Deciding on Health Insurance Options for your Small Business

Choosing the most cost-effective and appropriate health insurance plan for your small business has the potential to be onerous and confusing. With such a range of types of product on the market, each with wildly different premiums, excesses, coverage plans and mark-ups, small business owners often face a real dilemma with regards to which route to choose. In this article, we have summarized the three traditional options that are available to you:

Group Health Insurance

These plans are probably the most well-known and well-utilised way of paying for your healthcare costs. Essentially, the health insurer charges you an annual or monthly premium for which you get access to health and dental care when you need it.

Of course, one of the main advantages to health insurance schemes, and probably one of the key reasons why so many people choose to rely on them, is the security of having a safety net for an unforeseen and potentially very costly situation.  But one must weigh up the benefits that such a scheme can bring you and your company in the longer terms, particularly from a financial perspective.

Paying Out of Pocket for Medical Expenses

An alternative to group health insurance can be the option of paying for medical treatment out of pocket, as and when it is required.

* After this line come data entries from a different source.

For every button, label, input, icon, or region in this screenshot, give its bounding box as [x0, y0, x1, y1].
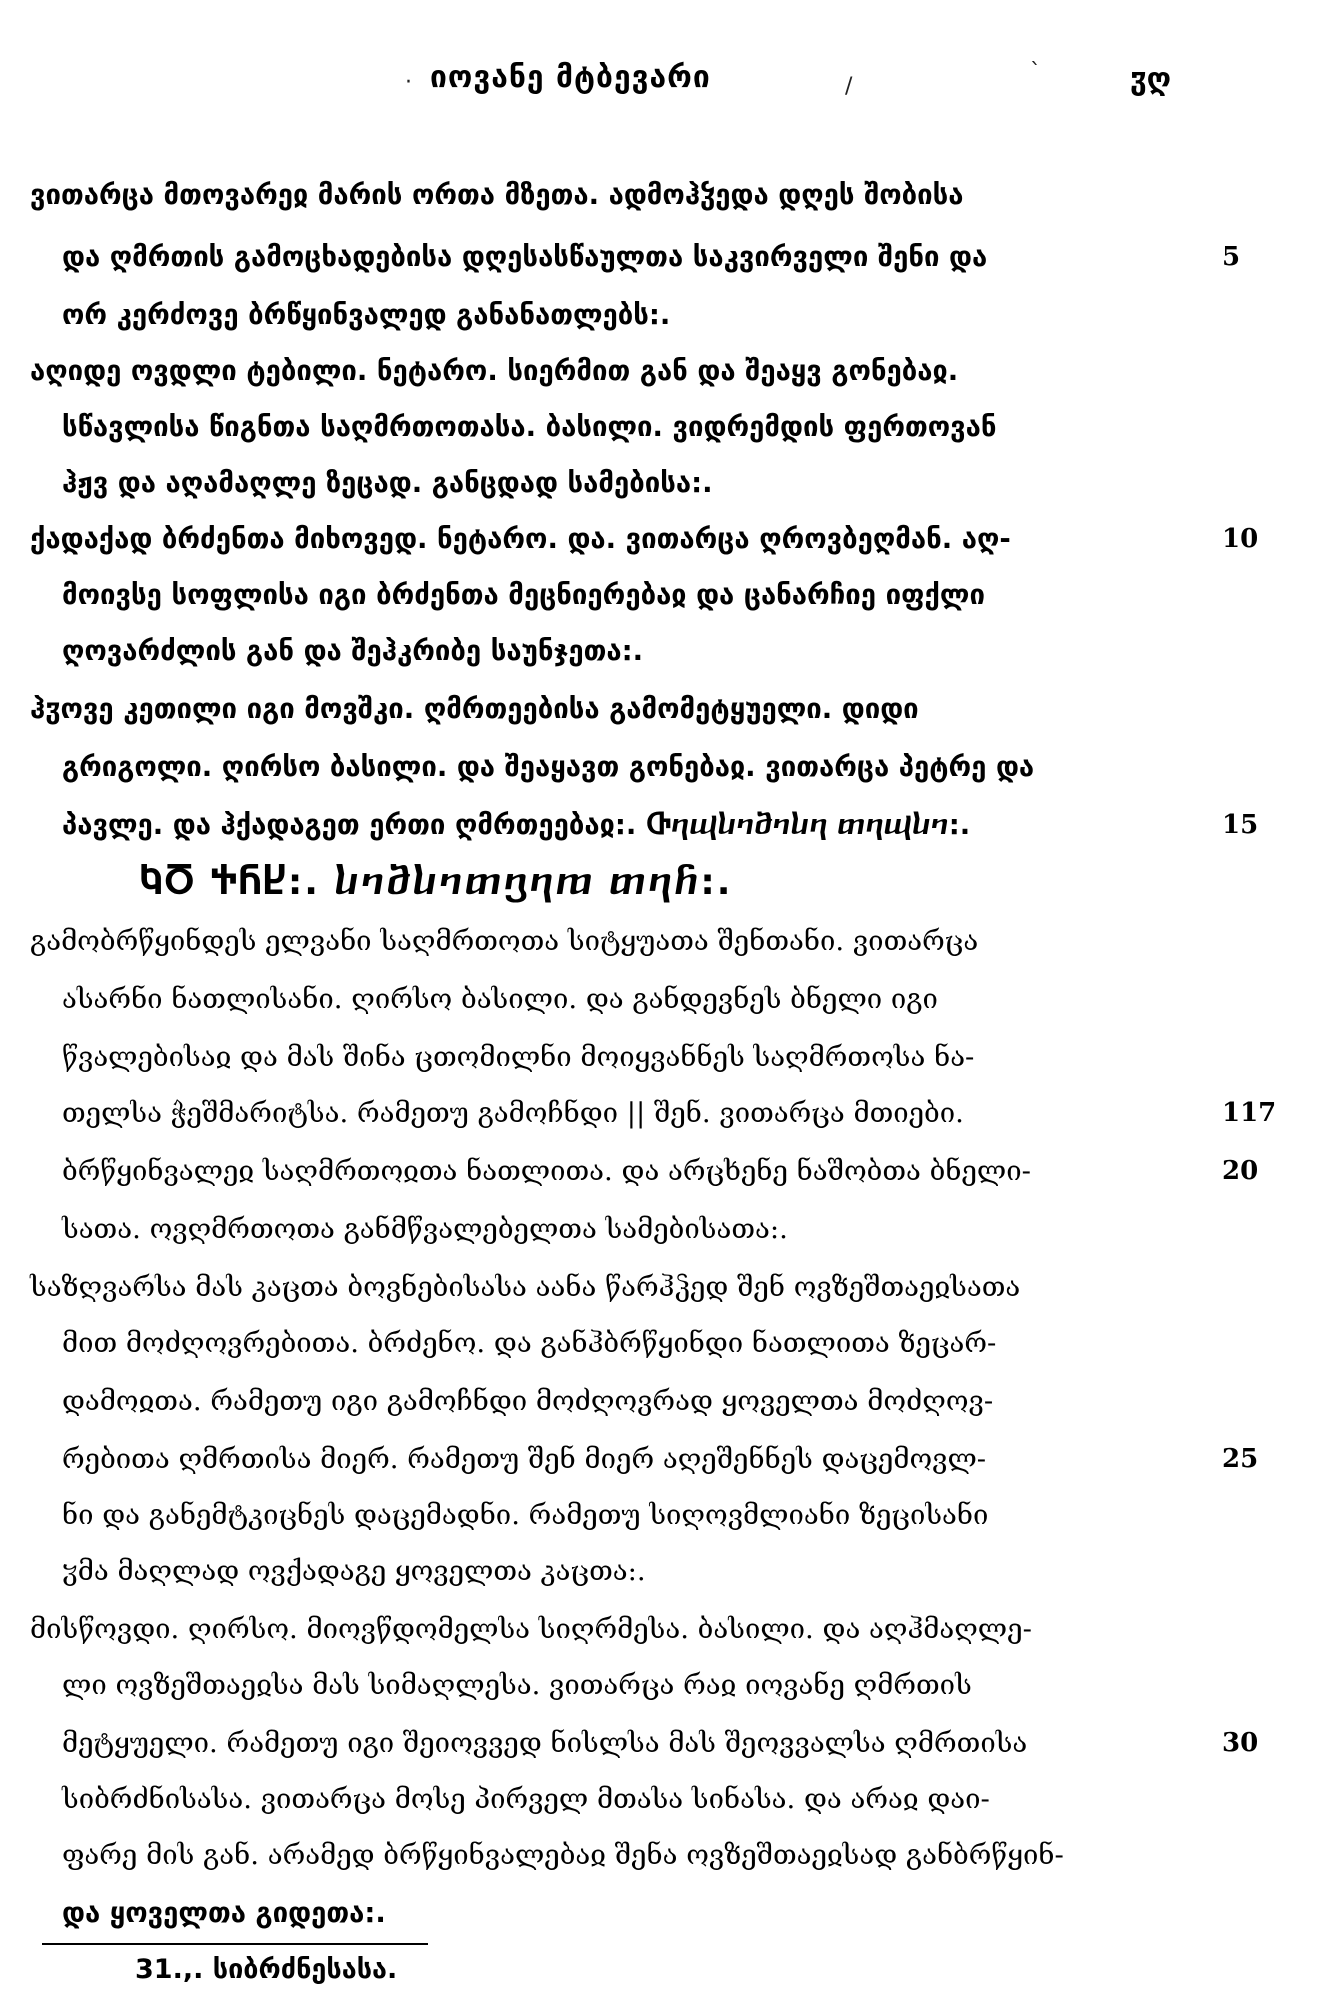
line-text: ლი ოვზეშთაეჲსა მას სიმაღლესა. ვითარცა რა…: [62, 1660, 972, 1710]
footnote-divider: [42, 1943, 428, 1945]
line-text: ღოვარძლის გან და შეჰკრიბე საუნჯეთა:.: [62, 626, 643, 676]
margin-line-number: 117: [1222, 1088, 1302, 1138]
text-line: აღიდე ოვდლი ტებილი. ნეტარო. სიერმით გან …: [30, 346, 1210, 396]
running-title: იოვანე მტბევარი: [430, 60, 711, 95]
text-line: ღოვარძლის გან და შეჰკრიბე საუნჯეთა:.: [62, 626, 1242, 676]
text-line: ასარნი ნათლისანი. ღირსო ბასილი. და განდე…: [62, 974, 1242, 1024]
text-line: ჳმა მაღლად ოვქადაგე ყოველთა კაცთა:.: [62, 1546, 1242, 1596]
line-text: ფარე მის გან. არამედ ბრწყინვალებაჲ შენა …: [62, 1830, 1064, 1880]
line-text: გამობრწყინდეს ელვანი საღმრთოთა სიტყუათა …: [30, 916, 978, 966]
print-speck: ·: [405, 70, 412, 95]
text-line: ფარე მის გან. არამედ ბრწყინვალებაჲ შენა …: [62, 1830, 1242, 1880]
line-text: სწავლისა წიგნთა საღმრთოთასა. ბასილი. ვიდ…: [62, 402, 997, 452]
text-line: დამოჲთა. რამეთუ იგი გამოჩნდი მოძღოვრად ყ…: [62, 1376, 1242, 1426]
text-line: ქადაქად ბრძენთა მიხოვედ. ნეტარო. და. ვით…: [30, 514, 1210, 564]
document-page: · იოვანე მტბევარი / ˋ ჳღ ვითარცა მთოვარე…: [0, 0, 1340, 1999]
text-line: ჰჟვ და აღამაღლე ზეცად. განცდად სამებისა:…: [62, 458, 1242, 508]
text-line: და ღმრთის გამოცხადებისა დღესასწაულთა საკ…: [62, 232, 1242, 282]
line-text: და ღმრთის გამოცხადებისა დღესასწაულთა საკ…: [62, 232, 987, 282]
line-text: რებითა ღმრთისა მიერ. რამეთუ შენ მიერ აღე…: [62, 1434, 986, 1484]
line-text: ჰჟვ და აღამაღლე ზეცად. განცდად სამებისა:…: [62, 458, 713, 508]
line-text: მით მოძღოვრებითა. ბრძენო. და განჰბრწყინდ…: [62, 1318, 996, 1368]
text-line: გამობრწყინდეს ელვანი საღმრთოთა სიტყუათა …: [30, 916, 1210, 966]
text-line: რებითა ღმრთისა მიერ. რამეთუ შენ მიერ აღე…: [62, 1434, 1242, 1484]
margin-line-number: 25: [1222, 1434, 1302, 1484]
line-text: და ყოველთა გიდეთა:.: [62, 1888, 386, 1938]
line-text: საზღვარსა მას კაცთა ბოვნებისასა აანა წარ…: [30, 1262, 1020, 1312]
text-line: ორ კერძოვე ბრწყინვალედ განანათლებს:.: [62, 290, 1242, 340]
text-line: ნი და განემტკიცნეს დაცემადნი. რამეთუ სიღ…: [62, 1490, 1242, 1540]
line-text: სათა. ოვღმრთოთა განმწვალებელთა სამებისათ…: [62, 1204, 788, 1254]
line-text: დამოჲთა. რამეთუ იგი გამოჩნდი მოძღოვრად ყ…: [62, 1376, 993, 1426]
margin-line-number: 5: [1222, 232, 1302, 282]
line-text: ჳმა მაღლად ოვქადაგე ყოველთა კაცთა:.: [62, 1546, 646, 1596]
text-line: ჰჳოვე კეთილი იგი მოვშკი. ღმრთეებისა გამო…: [30, 684, 1210, 734]
text-line: გრიგოლი. ღირსო ბასილი. და შეაყავთ გონება…: [62, 742, 1242, 792]
line-text: თელსა ჭეშმარიტსა. რამეთუ გამოჩნდი || შენ…: [62, 1088, 964, 1138]
line-text: ႩႣ ႵႬႾ:. ⴑⴈⴋⴑⴈⴇⴂⴄⴊ ⴇⴄⴌ:.: [140, 858, 732, 908]
text-line: და ყოველთა გიდეთა:.: [62, 1888, 1242, 1938]
print-speck: /: [845, 74, 852, 99]
margin-line-number: 30: [1222, 1718, 1302, 1768]
print-speck: ˋ: [1030, 60, 1041, 85]
line-text: ვითარცა მთოვარეჲ მარის ორთა მზეთა. ადმოჰ…: [30, 170, 964, 220]
text-line: სწავლისა წიგნთა საღმრთოთასა. ბასილი. ვიდ…: [62, 402, 1242, 452]
text-line: სათა. ოვღმრთოთა განმწვალებელთა სამებისათ…: [62, 1204, 1242, 1254]
text-line: სიბრძნისასა. ვითარცა მოსე პირველ მთასა ს…: [62, 1774, 1242, 1824]
line-text: ასარნი ნათლისანი. ღირსო ბასილი. და განდე…: [62, 974, 938, 1024]
line-text: მოივსე სოფლისა იგი ბრძენთა მეცნიერებაჲ დ…: [62, 570, 985, 620]
page-number: ჳღ: [1130, 62, 1171, 97]
text-line: პავლე. და ჰქადაგეთ ერთი ღმრთეებაჲ:. Ⴇⴄⴓⴑ…: [62, 800, 1242, 850]
text-line: მეტყუელი. რამეთუ იგი შეიოვვედ ნისლსა მას…: [62, 1718, 1242, 1768]
line-text: მეტყუელი. რამეთუ იგი შეიოვვედ ნისლსა მას…: [62, 1718, 1027, 1768]
footnote: 31.,. სიბრძნესასა.: [135, 1950, 397, 1990]
running-head: · იოვანე მტბევარი / ˋ ჳღ: [0, 60, 1340, 110]
line-text: ნი და განემტკიცნეს დაცემადნი. რამეთუ სიღ…: [62, 1490, 988, 1540]
text-line: წვალებისაჲ და მას შინა ცთომილნი მოიყვანნ…: [62, 1032, 1242, 1082]
text-line: თელსა ჭეშმარიტსა. რამეთუ გამოჩნდი || შენ…: [62, 1088, 1242, 1138]
line-text: სიბრძნისასა. ვითარცა მოსე პირველ მთასა ს…: [62, 1774, 990, 1824]
line-text: პავლე. და ჰქადაგეთ ერთი ღმრთეებაჲ:. Ⴇⴄⴓⴑ…: [62, 800, 970, 850]
text-line: ლი ოვზეშთაეჲსა მას სიმაღლესა. ვითარცა რა…: [62, 1660, 1242, 1710]
text-line: მით მოძღოვრებითა. ბრძენო. და განჰბრწყინდ…: [62, 1318, 1242, 1368]
line-text: მისწოვდი. ღირსო. მიოვწდომელსა სიღრმესა. …: [30, 1604, 1032, 1654]
text-line: მისწოვდი. ღირსო. მიოვწდომელსა სიღრმესა. …: [30, 1604, 1210, 1654]
section-heading: ႩႣ ႵႬႾ:. ⴑⴈⴋⴑⴈⴇⴂⴄⴊ ⴇⴄⴌ:.: [140, 858, 1320, 908]
text-line: ბრწყინვალეჲ საღმრთოჲთა ნათლითა. და არცხე…: [62, 1146, 1242, 1196]
text-line: ვითარცა მთოვარეჲ მარის ორთა მზეთა. ადმოჰ…: [30, 170, 1210, 220]
margin-line-number: 15: [1222, 800, 1302, 850]
text-line: საზღვარსა მას კაცთა ბოვნებისასა აანა წარ…: [30, 1262, 1210, 1312]
line-text: წვალებისაჲ და მას შინა ცთომილნი მოიყვანნ…: [62, 1032, 974, 1082]
line-text: ჰჳოვე კეთილი იგი მოვშკი. ღმრთეებისა გამო…: [30, 684, 919, 734]
margin-line-number: 10: [1222, 514, 1302, 564]
line-text: ქადაქად ბრძენთა მიხოვედ. ნეტარო. და. ვით…: [30, 514, 1011, 564]
line-text: ორ კერძოვე ბრწყინვალედ განანათლებს:.: [62, 290, 670, 340]
line-text: გრიგოლი. ღირსო ბასილი. და შეაყავთ გონება…: [62, 742, 1034, 792]
margin-line-number: 20: [1222, 1146, 1302, 1196]
line-text: ბრწყინვალეჲ საღმრთოჲთა ნათლითა. და არცხე…: [62, 1146, 1031, 1196]
line-text: აღიდე ოვდლი ტებილი. ნეტარო. სიერმით გან …: [30, 346, 958, 396]
text-line: მოივსე სოფლისა იგი ბრძენთა მეცნიერებაჲ დ…: [62, 570, 1242, 620]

Although this method provides less of a perceived sense of certainty than a traditional insurance plan, it is likely to prove to be more cost effective over the longer term as you aren’t paying for unnecessary administration and planned events.

However, you should carefully consider the tax implications of such a route.  The main reason for this is that you will need to pay medical bills after tax – potentially adding big dollars on top without you being fully aware of it. Without getting into complicated examples, if you imagine that your marginal tax rate is 43% and you have to pay a bill for medical care of $1000, the true cost to you would be $1,750! Clever budgeting and structured cash flow arrangements are therefore crucial if you decide to pay out of pocket for your company’s medical expenses.

Using a Health Spending Account

Now we come to a really viable alternative to the two mainstream approaches described above, and a product that is gaining popularity in Canada. A health spending account aims to correct the two flaws of insurance and out of pocket methods, being expense and tax inefficiency, by providing a mechanism to convert out of pocket after-tax medical bills into a before-tax business expense.  It is a potentially flexible and easy to use option, whereby you usually just pay a small annual fee or a small administration fee on the amount of your claims and gain reimbursements for a range of health-related expenses. It’s certainly worth exploring as a potential way to get around the pitfalls of the traditional routes for paying for health costs for your small business.